SPGE is a public-law company created in 1999. Its principal remit is public sanitation, involving the construction of treatment plants and collectors to deal with domestic wastewater, in order ultimately to achieve compliance with the European Union directive on urban wastewater treatment. To that end, SPGE has drawn up a EUR 2 billion 10-year programme. The first EIB loan tranche (EUR 100 million) will help to fund part of SPGE's investment programme. The EIB's intention is that this will enable SPGE to speed up essential works, so helping it to catch up on lagging compliance with the EU's directives.

The investment programme will have a highly beneficial impact on the environment of the Walloon Region, with a direct effect not only on the cities of Liège, Charleroi and Namur but also on the whole of the Sambre-Meuse and Scheldt basins and beyond, extending to their confluences and ultimately the North Sea.
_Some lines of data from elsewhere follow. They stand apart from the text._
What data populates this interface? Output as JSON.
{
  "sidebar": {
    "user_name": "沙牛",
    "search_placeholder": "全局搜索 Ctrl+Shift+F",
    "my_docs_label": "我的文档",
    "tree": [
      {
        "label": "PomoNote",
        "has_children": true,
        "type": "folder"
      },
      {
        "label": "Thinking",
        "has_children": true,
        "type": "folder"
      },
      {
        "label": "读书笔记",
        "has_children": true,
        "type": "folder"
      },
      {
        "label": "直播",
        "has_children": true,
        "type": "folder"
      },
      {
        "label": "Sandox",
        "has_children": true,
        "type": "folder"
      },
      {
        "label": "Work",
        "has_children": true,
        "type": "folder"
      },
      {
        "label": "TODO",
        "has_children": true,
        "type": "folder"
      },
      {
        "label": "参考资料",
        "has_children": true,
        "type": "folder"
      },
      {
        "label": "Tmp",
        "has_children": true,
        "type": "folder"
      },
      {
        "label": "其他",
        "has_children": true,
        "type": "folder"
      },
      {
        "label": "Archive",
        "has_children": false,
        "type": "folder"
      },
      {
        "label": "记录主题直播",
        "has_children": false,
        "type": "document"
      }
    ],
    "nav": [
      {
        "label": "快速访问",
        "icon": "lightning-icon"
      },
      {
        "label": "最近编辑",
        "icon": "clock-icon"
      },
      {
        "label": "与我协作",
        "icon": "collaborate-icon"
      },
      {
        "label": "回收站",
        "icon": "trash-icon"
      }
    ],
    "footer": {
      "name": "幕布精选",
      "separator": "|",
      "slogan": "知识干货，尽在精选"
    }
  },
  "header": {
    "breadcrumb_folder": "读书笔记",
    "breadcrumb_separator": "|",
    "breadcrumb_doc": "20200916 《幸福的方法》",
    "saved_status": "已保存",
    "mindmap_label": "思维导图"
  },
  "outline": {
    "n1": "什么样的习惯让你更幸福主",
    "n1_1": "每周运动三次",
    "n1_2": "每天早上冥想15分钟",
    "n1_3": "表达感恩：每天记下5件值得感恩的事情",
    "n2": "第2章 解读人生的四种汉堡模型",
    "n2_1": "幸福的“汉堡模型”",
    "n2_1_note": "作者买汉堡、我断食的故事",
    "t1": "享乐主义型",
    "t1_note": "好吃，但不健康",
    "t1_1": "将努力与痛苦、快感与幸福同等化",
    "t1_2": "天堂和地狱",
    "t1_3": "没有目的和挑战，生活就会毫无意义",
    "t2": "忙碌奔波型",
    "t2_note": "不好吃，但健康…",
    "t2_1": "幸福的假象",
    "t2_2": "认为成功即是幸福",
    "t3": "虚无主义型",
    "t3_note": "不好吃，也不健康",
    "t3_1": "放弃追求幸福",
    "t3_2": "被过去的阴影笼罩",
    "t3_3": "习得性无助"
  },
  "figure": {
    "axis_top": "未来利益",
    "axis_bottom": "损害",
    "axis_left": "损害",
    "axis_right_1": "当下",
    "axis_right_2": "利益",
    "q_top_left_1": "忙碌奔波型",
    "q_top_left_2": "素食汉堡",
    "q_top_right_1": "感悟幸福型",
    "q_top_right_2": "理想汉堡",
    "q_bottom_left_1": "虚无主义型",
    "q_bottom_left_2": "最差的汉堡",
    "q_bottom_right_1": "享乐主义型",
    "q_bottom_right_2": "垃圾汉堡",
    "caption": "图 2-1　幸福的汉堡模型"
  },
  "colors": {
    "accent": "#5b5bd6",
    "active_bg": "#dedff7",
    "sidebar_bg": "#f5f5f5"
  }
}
Speaking at the loan signing ceremony, Philippe Maystadt commented: Since the 1980s, the water and sanitation sector has been a key area for EIB financing, thereby helping the Member States to comply with the Union's environmental directives. The EIB supports projects geared to the integrated and sustainable management of resources. From 1999 to 2003, he pointed out, the EIB had lent a total of EUR 5.8 billion in the European Union for water-related projects, mainly in Germany, the United Kingdom and Spain and, to a lesser extent, the Netherlands, Belgium, Austria and Sweden.

Additionally, through the global loans instrument, the EIB finances smaller-scale schemes carried out by local authorities, particularly in the field of water distribution and wastewater treatment.

This first operation in Wallonia with SPGE plus the other loans already concluded with the Flemish water treatment company Aquafin brings the EIB's support for this sector in Belgium to EUR 827 million.